Me levanté de golpe de la silla, cogí a mi perro en brazos y la dije que era una arpía, que estaba hasta el coño de que tratase de hacer y deshacer a su antojo en nuestras vidas, que el perro era mío y se iba a quedar conmigo le gustase o no, no ya con su hijo, CONMIGO y que no se preocupase, que si tanto la molestaba no nos volvería a ver ni al perro ni a mí. Dicho esto salí pegando un portazo y mi novio salió detrás de mí, aunque tras acompañarnos hasta el coche nos dijo que iba a subir un momento a tratar de aclarar las cosas con su madre. Cuando regresó no quise preguntarle, pero dado que no tardó más de cinco minutos supongo que no hablarían mucho. Evidentemente, tras esto dejé de ir a casa de la señora, en más de un año sólo nos vimos una vez porque vino al cumpleaños de mi novio y me dirigí a ella lo justo y necesario, a pesar de que ella se mostraba conciliadora y daba muestras de cariño a mi perro. Tampoco dejaba que mi novio se llevase al animalito a casa de mi suegra, porque por más que él estuviera allí tenía motivos más que de sobra para no fiarme de ella, no me hacía ni puta gracia que mi perro estuviese en una casa en la que, a mi juicio, no se le quería.

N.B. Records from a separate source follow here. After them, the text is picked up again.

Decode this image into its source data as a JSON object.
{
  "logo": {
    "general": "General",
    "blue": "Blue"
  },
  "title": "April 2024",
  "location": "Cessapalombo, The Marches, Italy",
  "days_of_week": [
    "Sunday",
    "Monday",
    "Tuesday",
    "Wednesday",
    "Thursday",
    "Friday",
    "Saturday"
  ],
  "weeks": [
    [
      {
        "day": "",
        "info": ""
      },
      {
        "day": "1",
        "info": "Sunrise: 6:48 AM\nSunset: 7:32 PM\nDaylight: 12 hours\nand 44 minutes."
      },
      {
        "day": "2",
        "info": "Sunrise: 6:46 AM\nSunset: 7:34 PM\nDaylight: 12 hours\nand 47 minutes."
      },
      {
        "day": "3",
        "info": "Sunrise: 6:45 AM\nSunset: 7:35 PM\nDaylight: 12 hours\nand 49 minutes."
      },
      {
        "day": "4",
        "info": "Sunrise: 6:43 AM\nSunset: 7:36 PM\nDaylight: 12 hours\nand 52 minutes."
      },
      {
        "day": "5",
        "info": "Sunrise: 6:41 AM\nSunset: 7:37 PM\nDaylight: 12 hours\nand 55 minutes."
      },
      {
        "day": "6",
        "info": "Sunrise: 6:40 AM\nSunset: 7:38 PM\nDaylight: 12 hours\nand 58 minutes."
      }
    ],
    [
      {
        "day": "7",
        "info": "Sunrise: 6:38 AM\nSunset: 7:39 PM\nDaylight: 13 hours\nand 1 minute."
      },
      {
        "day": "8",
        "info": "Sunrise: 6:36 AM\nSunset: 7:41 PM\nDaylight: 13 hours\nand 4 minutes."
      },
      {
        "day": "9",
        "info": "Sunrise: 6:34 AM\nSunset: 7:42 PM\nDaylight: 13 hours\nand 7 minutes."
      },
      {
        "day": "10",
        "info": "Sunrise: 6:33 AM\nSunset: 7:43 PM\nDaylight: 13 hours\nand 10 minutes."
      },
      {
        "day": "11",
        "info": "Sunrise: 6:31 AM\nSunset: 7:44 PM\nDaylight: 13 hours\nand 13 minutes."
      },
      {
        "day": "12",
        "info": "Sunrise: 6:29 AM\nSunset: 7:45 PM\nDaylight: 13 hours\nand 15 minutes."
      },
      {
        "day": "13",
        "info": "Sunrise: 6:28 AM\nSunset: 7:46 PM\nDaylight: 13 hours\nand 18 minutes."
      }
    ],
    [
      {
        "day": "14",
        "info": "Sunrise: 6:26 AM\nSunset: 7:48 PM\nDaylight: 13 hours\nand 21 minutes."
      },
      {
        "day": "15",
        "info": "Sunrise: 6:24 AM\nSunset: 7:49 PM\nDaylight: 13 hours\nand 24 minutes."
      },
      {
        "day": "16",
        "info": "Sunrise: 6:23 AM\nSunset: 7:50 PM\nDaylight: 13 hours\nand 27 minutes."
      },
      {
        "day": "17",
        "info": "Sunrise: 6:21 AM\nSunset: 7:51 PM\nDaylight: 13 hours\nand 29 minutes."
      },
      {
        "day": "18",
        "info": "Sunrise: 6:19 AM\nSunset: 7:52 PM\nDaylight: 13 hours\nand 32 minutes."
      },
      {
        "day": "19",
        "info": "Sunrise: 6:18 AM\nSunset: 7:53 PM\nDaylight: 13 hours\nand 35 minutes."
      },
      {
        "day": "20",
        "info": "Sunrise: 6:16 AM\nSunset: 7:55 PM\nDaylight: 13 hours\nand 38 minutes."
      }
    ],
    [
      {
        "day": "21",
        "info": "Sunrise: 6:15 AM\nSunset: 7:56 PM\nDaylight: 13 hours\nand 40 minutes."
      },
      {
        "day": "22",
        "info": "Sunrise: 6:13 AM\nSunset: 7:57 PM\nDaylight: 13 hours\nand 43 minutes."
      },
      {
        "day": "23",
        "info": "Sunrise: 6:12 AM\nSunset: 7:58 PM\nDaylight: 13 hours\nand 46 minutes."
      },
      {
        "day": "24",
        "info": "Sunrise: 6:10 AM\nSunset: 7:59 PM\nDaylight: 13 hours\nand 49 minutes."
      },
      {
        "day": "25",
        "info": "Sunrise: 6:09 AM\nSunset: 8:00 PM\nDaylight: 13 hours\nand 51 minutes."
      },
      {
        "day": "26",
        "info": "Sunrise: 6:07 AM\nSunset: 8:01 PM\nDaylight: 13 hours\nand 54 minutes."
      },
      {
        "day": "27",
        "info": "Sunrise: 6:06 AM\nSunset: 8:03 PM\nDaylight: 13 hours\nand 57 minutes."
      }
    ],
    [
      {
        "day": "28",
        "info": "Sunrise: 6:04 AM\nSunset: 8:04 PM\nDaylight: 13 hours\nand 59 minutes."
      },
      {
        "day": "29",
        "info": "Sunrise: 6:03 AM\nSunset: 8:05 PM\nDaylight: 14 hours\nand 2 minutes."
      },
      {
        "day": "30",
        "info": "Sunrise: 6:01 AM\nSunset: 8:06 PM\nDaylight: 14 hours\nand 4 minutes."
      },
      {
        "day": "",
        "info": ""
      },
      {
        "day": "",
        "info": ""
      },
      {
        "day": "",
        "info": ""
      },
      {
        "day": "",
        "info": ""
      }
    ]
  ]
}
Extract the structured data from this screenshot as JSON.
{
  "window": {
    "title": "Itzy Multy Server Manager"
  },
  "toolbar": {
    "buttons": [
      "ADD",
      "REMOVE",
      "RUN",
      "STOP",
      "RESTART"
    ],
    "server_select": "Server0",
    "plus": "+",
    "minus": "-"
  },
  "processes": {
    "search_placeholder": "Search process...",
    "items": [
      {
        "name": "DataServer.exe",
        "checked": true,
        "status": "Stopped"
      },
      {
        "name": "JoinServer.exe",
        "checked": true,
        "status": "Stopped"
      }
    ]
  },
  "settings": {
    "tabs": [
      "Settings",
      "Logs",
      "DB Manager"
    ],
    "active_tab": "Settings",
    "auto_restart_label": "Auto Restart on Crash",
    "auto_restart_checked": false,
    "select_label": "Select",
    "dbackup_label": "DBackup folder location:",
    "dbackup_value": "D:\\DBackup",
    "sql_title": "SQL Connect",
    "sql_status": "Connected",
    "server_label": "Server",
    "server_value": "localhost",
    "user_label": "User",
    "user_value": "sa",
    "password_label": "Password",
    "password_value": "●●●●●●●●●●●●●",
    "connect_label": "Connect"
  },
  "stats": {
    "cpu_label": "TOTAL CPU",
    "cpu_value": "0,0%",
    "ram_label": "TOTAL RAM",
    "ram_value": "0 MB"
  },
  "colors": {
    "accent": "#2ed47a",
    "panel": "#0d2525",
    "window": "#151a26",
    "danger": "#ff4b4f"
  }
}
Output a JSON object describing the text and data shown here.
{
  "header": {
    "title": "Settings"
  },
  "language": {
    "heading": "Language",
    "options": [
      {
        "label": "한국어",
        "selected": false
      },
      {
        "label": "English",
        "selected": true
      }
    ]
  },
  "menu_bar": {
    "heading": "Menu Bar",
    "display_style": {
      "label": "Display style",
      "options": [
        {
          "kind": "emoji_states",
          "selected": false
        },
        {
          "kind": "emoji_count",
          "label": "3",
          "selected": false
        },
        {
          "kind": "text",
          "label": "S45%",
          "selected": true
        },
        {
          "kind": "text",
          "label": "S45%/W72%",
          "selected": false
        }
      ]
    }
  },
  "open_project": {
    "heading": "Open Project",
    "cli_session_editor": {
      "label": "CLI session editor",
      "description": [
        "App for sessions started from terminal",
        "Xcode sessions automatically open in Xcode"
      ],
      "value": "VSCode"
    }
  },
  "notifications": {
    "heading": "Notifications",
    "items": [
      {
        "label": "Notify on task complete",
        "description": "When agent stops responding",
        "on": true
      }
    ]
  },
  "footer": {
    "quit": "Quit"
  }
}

¿Y cómo termina esta historia? Porque si pensáis que mi suegra llegó a disculparse, estáis muy equivocadas; sin embargo, me di cuenta de que para mi novio, nuestro perro era tan parte de nuestra familia como lo es para mí, y para él también era importante disfrutar de él junto con su madre y su hermana; además, me daba cuenta de que le dolía que yo hubiera dejado de ir a casa de su madre mientras que él seguía viniendo a casa de mi familia a pesar de que, para qué vamos a engañarnos, él también podría echar muchas cosas en cara a los míos (si bien no tan graves, todo sea dicho). Así que empecé a ceder poco a poco, primero dejando que se llevase al perro y demostrándole que confiaba en él para hacerse cargo, y poco a poco empecé a dejarme caer otra vez por casa de mi suegra, y debo decir que el cambio que presencié me sorprendió para bien: se había aficionado a salir con nosotros de paseo por la mañana temprano, consentía a nuestro perro y dejaba que se durmiese la siesta con ella en el sofá, se preocupaba de corazón por su bienestar…en fin, que no se disculpó pero tampoco hizo falta. Yo me alegro de haber enterrado el hacha de guerra, mi salud mental también lo nota y mi perrito ha pasado de ser un perro callejero a ser el niño mimado de su familia.